还是再强调一下，控制流分析系列的文章肯定不会简单，走马观花地看是不行的，要完全地看懂上面贴出的代码，还是要自己编译上面的代码（放到上一篇文章放出的源码里面编译），到VS里面单步调试，一点一点看完整的流程。

标准化

之前写的3个小节，都是标准化需要的操作。什么是标准化？把控制流化简到最简，就是标准化。对控制流进行标准化之后，我们匹配特征将会非常的容易，清理效果可以提升很多。

代码：

/// <summary>
/// 创建标准化的方法块
/// </summary>
/// <param name="methodDef"></param>
/// <returns></returns>
public static MethodBlock CreateStandardMethodBlock(this MethodDef methodDef) {
    if (methodDef == null)
        throw new ArgumentNullException(nameof(methodDef));

    MethodBlock methodBlock;

    methodBlock = methodDef.CreateMethodBlock();
    methodBlock.Standardize();
    return methodBlock;
}

/// <summary>
/// 对方法块进行标准化（移除NOP，内联，排序）
/// </summary>
/// <param name="methodBlock"></param>
public static void Standardize(this MethodBlock methodBlock) {
    if (methodBlock == null)
        throw new ArgumentNullException(nameof(methodBlock));

    NopRemover.Remove(methodBlock);
    BlockSorter.Sort(methodBlock);
    // 这里不是为了排序，而是为了清除无效块，否则BlockInliner内联可能不彻底
    BlockInliner.Inline(methodBlock);
    BlockSorter.Sort(methodBlock);
    // DFS排序
}

Switch混淆

我目前遇到的最难的控制流混淆应该就是ConfuserEx的Switch混淆，能搞定ConfuserEx的Switch混淆，其它控制流混淆应该没问题了，所以这里只讲ConfuserEx。编译好的工具文章末尾也有。
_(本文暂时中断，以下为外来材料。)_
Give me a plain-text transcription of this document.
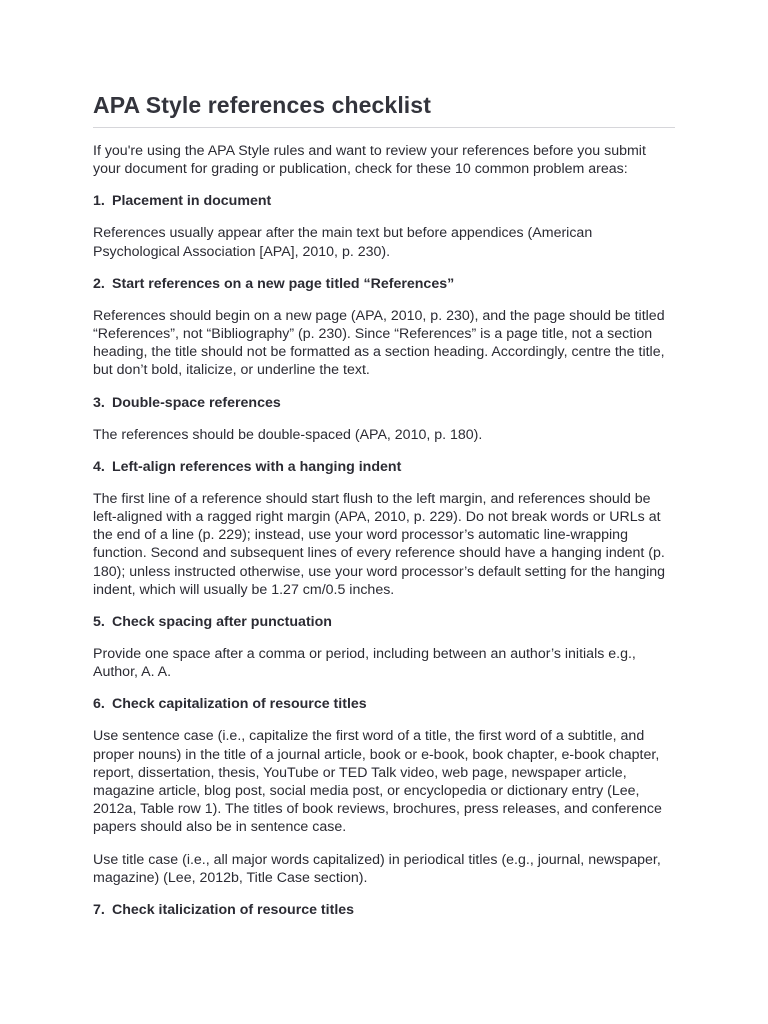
APA Style references checklist

If you're using the APA Style rules and want to review your references before you submit your document for grading or publication, check for these 10 common problem areas:

1. Placement in document

References usually appear after the main text but before appendices (American Psychological Association [APA], 2010, p. 230).

2. Start references on a new page titled “References”

References should begin on a new page (APA, 2010, p. 230), and the page should be titled “References”, not “Bibliography” (p. 230). Since “References” is a page title, not a section heading, the title should not be formatted as a section heading. Accordingly, centre the title, but don’t bold, italicize, or underline the text.

3. Double-space references

The references should be double-spaced (APA, 2010, p. 180).

4. Left-align references with a hanging indent

The first line of a reference should start flush to the left margin, and references should be left-aligned with a ragged right margin (APA, 2010, p. 229). Do not break words or URLs at the end of a line (p. 229); instead, use your word processor’s automatic line-wrapping function. Second and subsequent lines of every reference should have a hanging indent (p. 180); unless instructed otherwise, use your word processor’s default setting for the hanging indent, which will usually be 1.27 cm/0.5 inches.

5. Check spacing after punctuation

Provide one space after a comma or period, including between an author’s initials e.g., Author, A. A.

6. Check capitalization of resource titles

Use sentence case (i.e., capitalize the first word of a title, the first word of a subtitle, and proper nouns) in the title of a journal article, book or e-book, book chapter, e-book chapter, report, dissertation, thesis, YouTube or TED Talk video, web page, newspaper article, magazine article, blog post, social media post, or encyclopedia or dictionary entry (Lee, 2012a, Table row 1). The titles of book reviews, brochures, press releases, and conference papers should also be in sentence case.

Use title case (i.e., all major words capitalized) in periodical titles (e.g., journal, newspaper, magazine) (Lee, 2012b, Title Case section).

7. Check italicization of resource titles
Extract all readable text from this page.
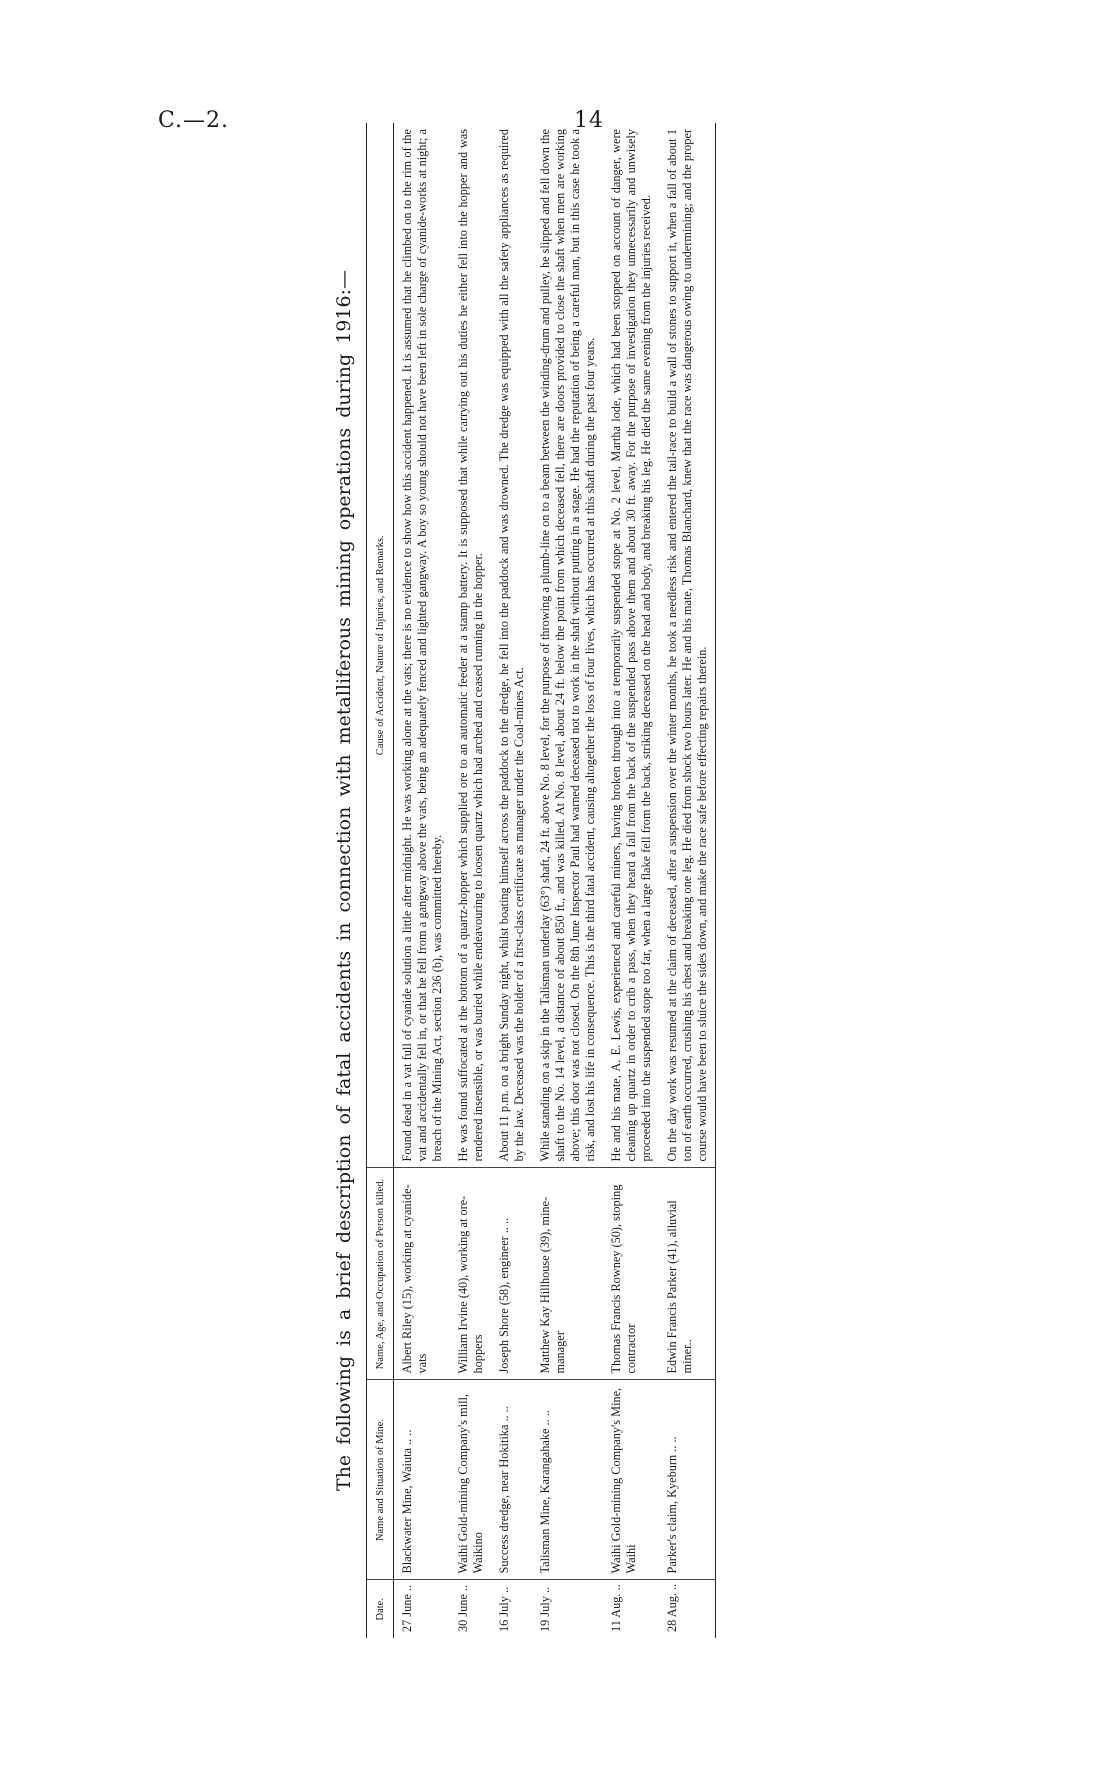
C.—2.	14
The following is a brief description of fatal accidents in connection with metalliferous mining operations during 1916:—
Date.	Name and Situation of Mine.	Name, Age, and Occupation of Person killed.	Cause of Accident, Nature of Injuries, and Remarks.
27 June ..	Blackwater Mine, Waiuta .. ..	Albert Riley (15), working at cyanide-vats	Found dead in a vat full of cyanide solution a little after midnight. He was working alone at the vats; there is no evidence to show how this accident happened. It is assumed that he climbed on to the rim of the vat and accidentally fell in, or that he fell from a gangway above the vats, being an adequately fenced and lighted gangway. A boy so young should not have been left in sole charge of cyanide-works at night; a breach of the Mining Act, section 236 (b), was committed thereby.
30 June ..	Waihi Gold-mining Company's mill, Waikino	William Irvine (40), working at ore-hoppers	He was found suffocated at the bottom of a quartz-hopper which supplied ore to an automatic feeder at a stamp battery. It is supposed that while carrying out his duties he either fell into the hopper and was rendered insensible, or was buried while endeavouring to loosen quartz which had arched and ceased running in the hopper.
16 July ..	Success dredge, near Hokitika .. ..	Joseph Shore (58), engineer .. ..	About 11 p.m. on a bright Sunday night, whilst boating himself across the paddock to the dredge, he fell into the paddock and was drowned. The dredge was equipped with all the safety appliances as required by the law. Deceased was the holder of a first-class certificate as manager under the Coal-mines Act.
19 July ..	Talisman Mine, Karangahake .. ..	Matthew Kay Hillhouse (39), mine-manager	While standing on a skip in the Talisman underlay (63°) shaft, 24 ft. above No. 8 level, for the purpose of throwing a plumb-line on to a beam between the winding-drum and pulley, he slipped and fell down the shaft to the No. 14 level, a distance of about 850 ft., and was killed. At No. 8 level, about 24 ft. below the point from which deceased fell, there are doors provided to close the shaft when men are working above; this door was not closed. On the 8th June Inspector Paul had warned deceased not to work in the shaft without putting in a stage. He had the reputation of being a careful man, but in this case he took a risk, and lost his life in consequence. This is the third fatal accident, causing altogether the loss of four lives, which has occurred at this shaft during the past four years.
11 Aug. ..	Waihi Gold-mining Company's Mine, Waihi	Thomas Francis Rowney (50), stoping contractor	He and his mate, A. E. Lewis, experienced and careful miners, having broken through into a temporarily suspended stope at No. 2 level, Martha lode, which had been stopped on account of danger, were cleaning up quartz in order to crib a pass, when they heard a fall from the back of the suspended pass above them and about 30 ft. away. For the purpose of investigation they unnecessarily and unwisely proceeded into the suspended stope too far, when a large flake fell from the back, striking deceased on the head and body, and breaking his leg. He died the same evening from the injuries received.
28 Aug. ..	Parker's claim, Kyeburn .. ..	Edwin Francis Parker (41), alluvial miner..	On the day work was resumed at the claim of deceased, after a suspension over the winter months, he took a needless risk and entered the tail-race to build a wall of stones to support it, when a fall of about 1 ton of earth occurred, crushing his chest and breaking one leg. He died from shock two hours later. He and his mate, Thomas Blanchard, knew that the race was dangerous owing to undermining; and the proper course would have been to sluice the sides down, and make the race safe before effecting repairs therein.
ConfuserEx的控制流混淆有很多种模式，这里只说ConfuserEx-GUI加出的控制流混淆，也就是Switch-Normal模式。其它模式可以看官方文档 Control Flow Protection - Wiki。其它模式的反混淆，原理都差不多的，就不重复讲了。

然后关于ConfuserEx的一些Mod版本，控制流混淆的变化都不是特别大，反混淆原理也是相同的。

分析

找个ConfuserEx加控制流混淆的程序，用dnSpy先看看特征。

很明显的，这种不能静态解密，要跳转到的下一个case与上一个case有关。dnSpy看着有2个局部变量控制着控制流，事实上是这样吗？

不是！其中有一个num是反编译器生成的。

我们看看IL：

只用到了局部变量V_1。

为什么ConfuserEx生成的控制流混淆里面的常量都特别的大？关键还是一个求余运算，比如 x % 7，那么结果的取值范围就是{0, 1, 2, 3, 4, 5, 6}，恰好7个结果。
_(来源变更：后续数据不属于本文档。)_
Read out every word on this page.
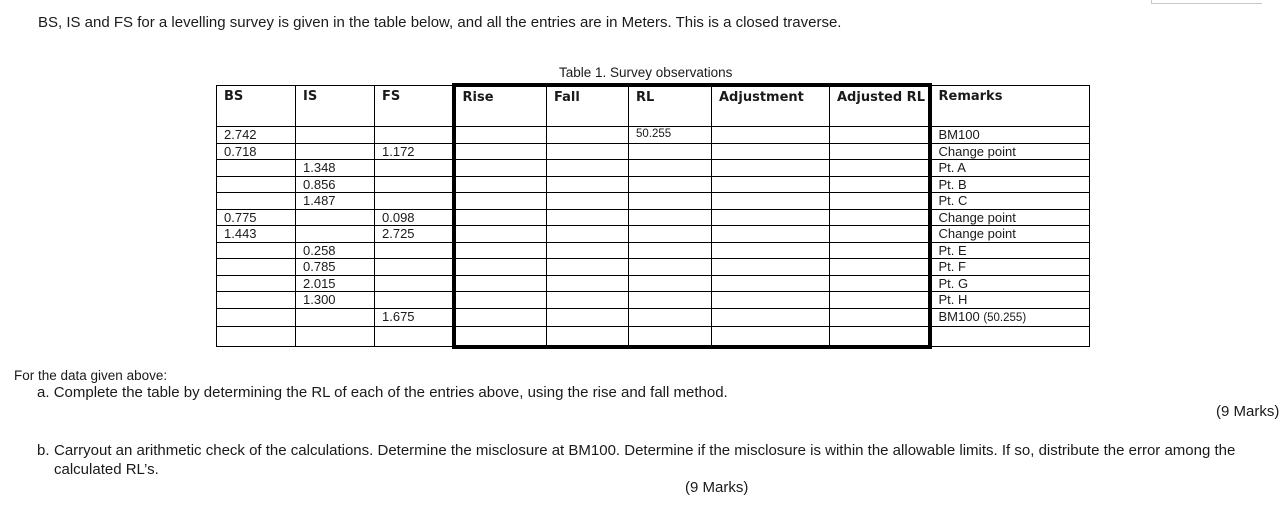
BS, IS and FS for a levelling survey is given in the table below, and all the entries are in Meters. This is a closed traverse.
Table 1. Survey observations
BS	IS	FS	Rise	Fall	RL	Adjustment	Adjusted RL	Remarks
2.742					50.255			BM100
0.718		1.172						Change point
	1.348							Pt. A
	0.856							Pt. B
	1.487							Pt. C
0.775		0.098						Change point
1.443		2.725						Change point
	0.258							Pt. E
	0.785							Pt. F
	2.015							Pt. G
	1.300							Pt. H
		1.675						BM100 (50.255)

For the data given above:
a. Complete the table by determining the RL of each of the entries above, using the rise and fall method.
(9 Marks)
b. Carryout an arithmetic check of the calculations. Determine the misclosure at BM100. Determine if the misclosure is within the allowable limits. If so, distribute the error among the calculated RL’s.
(9 Marks)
比如这个switch，有7个条件跳转目标，那么就是% 7，也就是除以7求余数。

我们还会注意到，对num赋值有2种情况，一种是和num本身的值有关的，一种是无关的：

为什么会出现直接一条num = ????;就完事的代码呢？全部使用上下文相关，也就是线性编码不是强度更高么？这个肯定不是ConfuserEx作者故意的，这个也是有原因的。我们可以看看ConfuserEx源码，在这里可以找到答案：

这段代码的意思是，如果一个基本块A有未知来源，意思就是有非已知的基本块会跳转基本块A，那么就不生成线性解码的代码。因为如果是一个未知的基本块跳转到了基本块A，那么此时的num的值是不确定的，如果还是用num = num * xxxx ^ xxxx;，就会导致解码出的num是错误的。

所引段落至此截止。